Therapeutic monitoring of tranexamic acid concentration: high-throughput analysis with solid-phase microextraction.

机构信息

Department of Chemistry, University of Waterloo, Waterloo, Ontario, Canada.

出版信息

Ther Drug Monit. 2012 Feb;34(1):31-7. doi: 10.1097/FTD.0b013e3182400540.
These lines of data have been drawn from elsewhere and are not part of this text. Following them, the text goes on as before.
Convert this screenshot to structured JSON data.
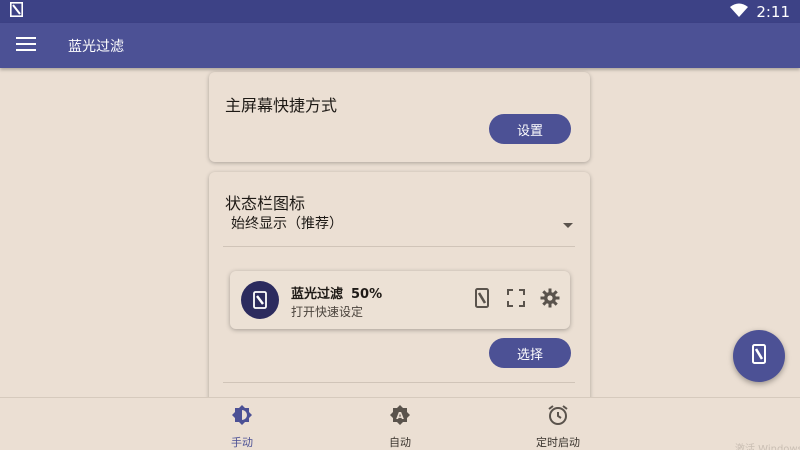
{
  "status_bar": {
    "time": "2:11"
  },
  "app_bar": {
    "title": "蓝光过滤",
    "menu_icon": "menu-icon"
  },
  "shortcut_card": {
    "title": "主屏幕快捷方式",
    "button_label": "设置"
  },
  "status_icon_card": {
    "title": "状态栏图标",
    "dropdown_value": "始终显示（推荐）",
    "notification_preview": {
      "title": "蓝光过滤",
      "percent": "50%",
      "subtitle": "打开快速设定"
    },
    "button_label": "选择"
  },
  "bottom_nav": {
    "items": [
      {
        "label": "手动",
        "icon": "brightness-icon",
        "active": true
      },
      {
        "label": "自动",
        "icon": "auto-brightness-icon",
        "active": false
      },
      {
        "label": "定时启动",
        "icon": "alarm-icon",
        "active": false
      }
    ]
  },
  "watermark": "激活 Windows",
  "colors": {
    "primary": "#4c5195",
    "status_bar": "#3d4286",
    "background": "#ebdfd3",
    "notif_icon_bg": "#2c2b5e"
  }
}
DOI:10.1097/FTD.0b013e3182400540
PMID:22249343
Abstract

INTRODUCTION

The controversy still surrounds the optimal dosing regimen of tranexamic acid (TA), primary antifibrinolytic agent used in high-risk surgeries. This study compares the pharmacokinetics profile obtained from the group of patients undergoing heart surgery with the use of cardiopulmonary bypass (CPB) with the theoretical model currently used as an established dosing regimen of TA in cardiac surgery.

METHODS

After induction of anesthesia, TA was administered intravenously as a bolus (30 mg/kg) infused over 15 minutes. Bolus was followed by an infusion of 16 mg·kg·h TA until the end of surgery (chest closure of the sternotomy wound). Before initiation of CPB, a bolus of 2 mg/kg was given to the pump prime. Blood samples were collected at baseline and at 30-minute time intervals during the surgery and after surgery. Automated solid-phase microextraction and liquid chromatography-tandem mass spectrometry (LC-MS/MS) were used for the determination of TA concentration. Blinded studies on monitoring of TA concentration were performed on 94 samples. Obtained results were compared with a previously described pharmacokinetic model of TA dosing.

RESULTS

The average concentration of TA during the use of CPB was 134 mcg/mL with the relative standard deviation 27%. The observed range of TA concentrations was 70-188 mcg/mL showing that individual patients can significantly exceed the recommended levels proposed by the theoretical model. lower limit of quantification of the proposed method was 1 mcg/mL. Intra- and interday accuracy was ±10% and precision was ≤12% at all concentration levels tested.

CONCLUSIONS

The suitability of automated solid-phase microextraction for high-throughput clinical analysis was established for the first time. The obtained pharmacokinetic profiles showed significant interpatient variation in the concentration of TA during heart surgery with the use of CPB, which confirms the need of the therapeutic monitoring of this antifibrinolytic agent.

摘要

简介

氨甲环酸(TA)作为一种主要的抗纤维蛋白溶解剂,在高风险手术中被广泛应用。关于其最佳剂量方案仍存在争议。本研究比较了使用体外循环(CPB)的心脏手术患者组获得的药代动力学特征与目前作为心脏手术中 TA 既定剂量方案的理论模型。

方法

麻醉诱导后,TA 静脉推注(30mg/kg),15 分钟内滴注完毕。推注后以 16mg·kg·h 的速度输注 TA,直至手术结束(胸骨切开术的胸部伤口闭合)。CPB 前,泵预充时给予 2mg/kg 的推注剂量。在手术期间和手术后,每隔 30 分钟采集基线和时间点的血样。采用自动化固相微萃取和液相色谱-串联质谱(LC-MS/MS)法测定 TA 浓度。对 94 份样本进行了 TA 浓度监测的盲法研究。将获得的结果与之前描述的 TA 剂量药代动力学模型进行了比较。

结果

CPB 期间 TA 的平均浓度为 134 mcg/mL,相对标准偏差为 27%。观察到的 TA 浓度范围为 70-188 mcg/mL,表明个别患者的 TA 浓度可显著超过理论模型建议的推荐水平。该方法的定量下限为 1 mcg/mL。在所有测试浓度水平下,日内和日间准确度均为±10%,精密度均≤12%。

结论

首次确立了自动化固相微萃取用于高通量临床分析的适用性。获得的药代动力学特征表明,在使用 CPB 的心脏手术中,TA 浓度存在显著的个体间差异,这证实了对这种抗纤维蛋白溶解剂进行治疗监测的必要性。